村上春樹の新作,アマゾンで,「孤独なサラリーマンのイカ臭い妄想小説」という書評のが話題ですね.すごい面白い文章です.
それでもって今日,瀬田から台北に帰るまでの間に実際読んでみたのですが,ふつうによかったですよ.
この小説が発売になる宣伝を知ったときは,「色彩を持たない~と~」というタイトルに何そのラノベ,だめじゃね,っと一瞬軽蔑したけれど,こういう感じの小説タイトルをはやらした張本人が村上春樹ということで何も問題ない.新しくないというが問題でなければ.
結論から言うとアマゾンの書評にはほとんど賛同できない.
「孤独とか言って,いつも女にもてもてウイスキーとか飲んじゃって,そんなのボッチじゃねー」,という心の叫びは良く分かる.
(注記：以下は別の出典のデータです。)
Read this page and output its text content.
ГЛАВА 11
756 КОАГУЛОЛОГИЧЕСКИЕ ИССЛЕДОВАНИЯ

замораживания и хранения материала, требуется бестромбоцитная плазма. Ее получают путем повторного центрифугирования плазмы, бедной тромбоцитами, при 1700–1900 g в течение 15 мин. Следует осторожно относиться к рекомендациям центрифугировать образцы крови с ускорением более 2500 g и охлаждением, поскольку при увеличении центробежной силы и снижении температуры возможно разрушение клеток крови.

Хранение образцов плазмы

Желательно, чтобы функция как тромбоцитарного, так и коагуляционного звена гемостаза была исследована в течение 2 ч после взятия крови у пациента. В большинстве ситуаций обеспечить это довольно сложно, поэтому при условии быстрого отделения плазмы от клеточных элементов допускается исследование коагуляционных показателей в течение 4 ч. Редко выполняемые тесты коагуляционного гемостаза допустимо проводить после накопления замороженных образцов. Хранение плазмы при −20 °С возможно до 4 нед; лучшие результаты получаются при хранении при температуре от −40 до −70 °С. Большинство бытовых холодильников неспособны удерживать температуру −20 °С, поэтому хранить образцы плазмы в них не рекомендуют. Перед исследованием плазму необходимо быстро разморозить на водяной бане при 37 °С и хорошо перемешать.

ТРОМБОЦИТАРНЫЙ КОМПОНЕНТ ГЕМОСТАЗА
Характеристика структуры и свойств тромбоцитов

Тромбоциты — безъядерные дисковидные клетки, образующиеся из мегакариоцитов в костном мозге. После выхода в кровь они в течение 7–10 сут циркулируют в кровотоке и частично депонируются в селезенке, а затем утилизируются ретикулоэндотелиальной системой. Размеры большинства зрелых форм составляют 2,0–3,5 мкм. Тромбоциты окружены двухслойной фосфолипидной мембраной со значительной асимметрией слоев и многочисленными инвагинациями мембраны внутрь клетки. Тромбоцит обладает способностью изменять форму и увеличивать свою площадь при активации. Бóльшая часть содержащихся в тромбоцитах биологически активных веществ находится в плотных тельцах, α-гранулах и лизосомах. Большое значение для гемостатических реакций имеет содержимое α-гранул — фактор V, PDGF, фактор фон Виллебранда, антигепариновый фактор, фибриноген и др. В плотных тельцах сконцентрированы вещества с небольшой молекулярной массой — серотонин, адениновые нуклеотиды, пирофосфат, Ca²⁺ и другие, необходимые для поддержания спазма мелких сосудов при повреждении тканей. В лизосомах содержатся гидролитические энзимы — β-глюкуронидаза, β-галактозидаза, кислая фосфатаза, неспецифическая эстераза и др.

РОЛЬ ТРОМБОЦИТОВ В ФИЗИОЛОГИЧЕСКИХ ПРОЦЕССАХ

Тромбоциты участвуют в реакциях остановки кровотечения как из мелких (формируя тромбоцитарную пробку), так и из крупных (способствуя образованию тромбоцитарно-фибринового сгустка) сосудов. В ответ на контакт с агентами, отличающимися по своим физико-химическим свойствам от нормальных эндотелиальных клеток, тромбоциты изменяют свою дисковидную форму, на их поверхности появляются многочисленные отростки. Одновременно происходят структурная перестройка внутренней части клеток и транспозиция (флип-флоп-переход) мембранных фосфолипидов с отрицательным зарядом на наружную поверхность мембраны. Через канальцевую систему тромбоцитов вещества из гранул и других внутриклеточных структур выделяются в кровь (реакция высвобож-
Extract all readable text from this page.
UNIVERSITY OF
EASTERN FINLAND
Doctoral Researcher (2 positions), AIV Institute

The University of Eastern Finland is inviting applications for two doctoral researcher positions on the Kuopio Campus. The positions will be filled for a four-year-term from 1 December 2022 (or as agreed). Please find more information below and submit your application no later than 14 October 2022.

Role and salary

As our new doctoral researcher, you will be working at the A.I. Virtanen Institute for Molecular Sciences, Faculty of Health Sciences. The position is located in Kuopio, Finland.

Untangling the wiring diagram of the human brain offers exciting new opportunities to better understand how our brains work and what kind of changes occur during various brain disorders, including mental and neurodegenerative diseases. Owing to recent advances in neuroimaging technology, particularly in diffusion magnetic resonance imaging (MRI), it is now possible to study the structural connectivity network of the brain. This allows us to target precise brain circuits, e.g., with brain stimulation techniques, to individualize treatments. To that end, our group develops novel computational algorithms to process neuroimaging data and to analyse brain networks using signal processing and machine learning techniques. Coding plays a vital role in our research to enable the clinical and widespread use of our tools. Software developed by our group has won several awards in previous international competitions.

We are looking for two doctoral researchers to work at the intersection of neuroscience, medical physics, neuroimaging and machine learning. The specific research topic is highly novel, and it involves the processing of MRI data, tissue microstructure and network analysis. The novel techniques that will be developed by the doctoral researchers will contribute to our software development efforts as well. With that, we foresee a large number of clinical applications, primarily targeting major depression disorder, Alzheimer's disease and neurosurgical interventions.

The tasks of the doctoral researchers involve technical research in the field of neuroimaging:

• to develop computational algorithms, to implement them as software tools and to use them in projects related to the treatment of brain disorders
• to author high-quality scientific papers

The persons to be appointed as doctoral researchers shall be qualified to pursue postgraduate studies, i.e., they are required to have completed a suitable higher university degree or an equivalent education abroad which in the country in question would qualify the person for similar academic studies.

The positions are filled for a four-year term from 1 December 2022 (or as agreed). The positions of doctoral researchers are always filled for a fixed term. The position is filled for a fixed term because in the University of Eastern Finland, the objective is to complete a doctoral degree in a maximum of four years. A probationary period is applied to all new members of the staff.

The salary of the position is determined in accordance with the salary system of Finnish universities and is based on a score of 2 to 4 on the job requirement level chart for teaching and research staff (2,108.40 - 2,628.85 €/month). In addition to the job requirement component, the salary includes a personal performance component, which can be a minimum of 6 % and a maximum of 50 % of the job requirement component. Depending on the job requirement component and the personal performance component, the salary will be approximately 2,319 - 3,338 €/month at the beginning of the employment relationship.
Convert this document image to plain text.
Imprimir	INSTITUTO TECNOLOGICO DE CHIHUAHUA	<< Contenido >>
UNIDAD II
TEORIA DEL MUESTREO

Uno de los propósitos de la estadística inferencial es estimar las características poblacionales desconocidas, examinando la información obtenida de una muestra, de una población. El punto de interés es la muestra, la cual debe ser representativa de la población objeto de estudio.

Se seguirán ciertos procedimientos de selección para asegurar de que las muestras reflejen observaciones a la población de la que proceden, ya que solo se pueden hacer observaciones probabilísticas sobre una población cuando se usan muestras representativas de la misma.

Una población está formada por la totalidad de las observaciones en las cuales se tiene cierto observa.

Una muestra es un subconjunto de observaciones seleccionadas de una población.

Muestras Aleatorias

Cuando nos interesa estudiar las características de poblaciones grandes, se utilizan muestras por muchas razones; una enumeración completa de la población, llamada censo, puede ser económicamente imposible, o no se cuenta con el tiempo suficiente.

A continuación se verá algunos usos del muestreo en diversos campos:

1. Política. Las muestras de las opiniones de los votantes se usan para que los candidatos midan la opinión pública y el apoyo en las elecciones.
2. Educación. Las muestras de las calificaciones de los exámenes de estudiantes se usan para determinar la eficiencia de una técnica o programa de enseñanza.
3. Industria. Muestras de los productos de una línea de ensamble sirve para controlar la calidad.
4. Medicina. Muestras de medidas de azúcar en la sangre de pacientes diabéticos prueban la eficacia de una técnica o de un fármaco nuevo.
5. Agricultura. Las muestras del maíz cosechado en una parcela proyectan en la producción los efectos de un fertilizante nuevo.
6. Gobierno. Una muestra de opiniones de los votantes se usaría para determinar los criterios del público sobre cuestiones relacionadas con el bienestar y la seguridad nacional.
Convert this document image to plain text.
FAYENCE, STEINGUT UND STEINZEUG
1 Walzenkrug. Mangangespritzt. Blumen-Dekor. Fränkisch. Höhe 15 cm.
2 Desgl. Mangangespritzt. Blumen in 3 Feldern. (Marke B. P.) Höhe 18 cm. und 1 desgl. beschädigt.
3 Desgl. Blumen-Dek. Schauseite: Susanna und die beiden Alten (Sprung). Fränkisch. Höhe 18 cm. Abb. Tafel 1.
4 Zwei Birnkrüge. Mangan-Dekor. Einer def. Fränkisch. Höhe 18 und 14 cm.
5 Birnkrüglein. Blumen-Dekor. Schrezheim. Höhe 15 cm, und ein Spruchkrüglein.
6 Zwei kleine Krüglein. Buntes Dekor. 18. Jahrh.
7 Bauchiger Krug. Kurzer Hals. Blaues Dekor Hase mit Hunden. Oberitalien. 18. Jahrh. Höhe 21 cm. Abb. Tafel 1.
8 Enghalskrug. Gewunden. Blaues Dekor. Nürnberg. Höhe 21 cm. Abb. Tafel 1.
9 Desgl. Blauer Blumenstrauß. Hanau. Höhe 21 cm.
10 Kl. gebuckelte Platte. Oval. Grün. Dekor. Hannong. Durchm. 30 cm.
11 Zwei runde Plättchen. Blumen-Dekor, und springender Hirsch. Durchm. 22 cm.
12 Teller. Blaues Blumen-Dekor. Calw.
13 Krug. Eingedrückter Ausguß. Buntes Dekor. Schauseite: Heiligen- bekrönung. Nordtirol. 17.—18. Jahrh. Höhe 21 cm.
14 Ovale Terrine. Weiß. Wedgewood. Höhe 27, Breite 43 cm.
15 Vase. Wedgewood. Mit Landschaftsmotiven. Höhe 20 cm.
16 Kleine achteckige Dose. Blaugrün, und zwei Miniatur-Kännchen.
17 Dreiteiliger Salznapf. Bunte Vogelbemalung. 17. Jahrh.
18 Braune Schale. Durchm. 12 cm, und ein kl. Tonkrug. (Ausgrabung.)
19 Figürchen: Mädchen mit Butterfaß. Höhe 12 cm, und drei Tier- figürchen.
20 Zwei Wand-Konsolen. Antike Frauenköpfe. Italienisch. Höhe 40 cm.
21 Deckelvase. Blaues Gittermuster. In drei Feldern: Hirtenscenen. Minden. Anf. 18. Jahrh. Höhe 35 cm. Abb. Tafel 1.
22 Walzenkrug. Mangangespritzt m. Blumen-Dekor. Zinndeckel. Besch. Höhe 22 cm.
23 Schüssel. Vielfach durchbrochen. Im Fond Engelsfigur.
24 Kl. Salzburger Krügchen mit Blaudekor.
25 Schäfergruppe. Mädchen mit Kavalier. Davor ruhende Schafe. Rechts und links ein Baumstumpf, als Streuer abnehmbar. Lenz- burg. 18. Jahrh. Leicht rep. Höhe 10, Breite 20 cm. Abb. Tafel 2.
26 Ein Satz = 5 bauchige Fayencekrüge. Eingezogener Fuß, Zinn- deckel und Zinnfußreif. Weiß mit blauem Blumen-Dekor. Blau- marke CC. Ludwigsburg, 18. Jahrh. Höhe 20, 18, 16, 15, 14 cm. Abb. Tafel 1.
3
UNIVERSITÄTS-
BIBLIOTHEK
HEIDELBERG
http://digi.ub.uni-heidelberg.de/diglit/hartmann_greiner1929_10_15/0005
しかし冷静に考えよう.収入も十分ではなく異性には持てない人物を主人公にしたら,そもそも食っていくための収入をどのように得るか,どうやって異性にもてるか,どうやったら他人と会話ができるか,というような非常に瑣末な(しかし同時に切羽詰った)目標に向かって生きていかなくてはならない.じゃあ,衣食住が足りたらそれで人間として満たされるのか,っていうと,「その通り」という答えなのが80近い自分の両親の世代の意見かもしれないし,したがって村上春樹が受け入れられることなんてないかもしれないけれど,「そんなことはない」,というのが本当のところなのだろう(話がそれるが,衣食住さえそろえばいいという世代の人たちが,必要最小限の衣食住を超える規模まで日本の経済を持っていったのはでは何のためなのかと,問いたい.) もしそうなら,衣食住異性についてはとりあえず満ちた状態から物語を始めないと本題に入れないでしょ.だからそこにかみついたら何も始まらないのでは,と考えると鼻に付くディテールも受け流せるのではないでしょうか.
彼女がほしい,結婚したい,子供がほしい,単身赴任は泣きたくなる,でも自分の時間もほしいとか,それこそが大部分の人にとっての現実だが,それをフィクションのテーマにするってどうなのよ.そんなリアルは自分の歩む人生一つで十分じゃないのか.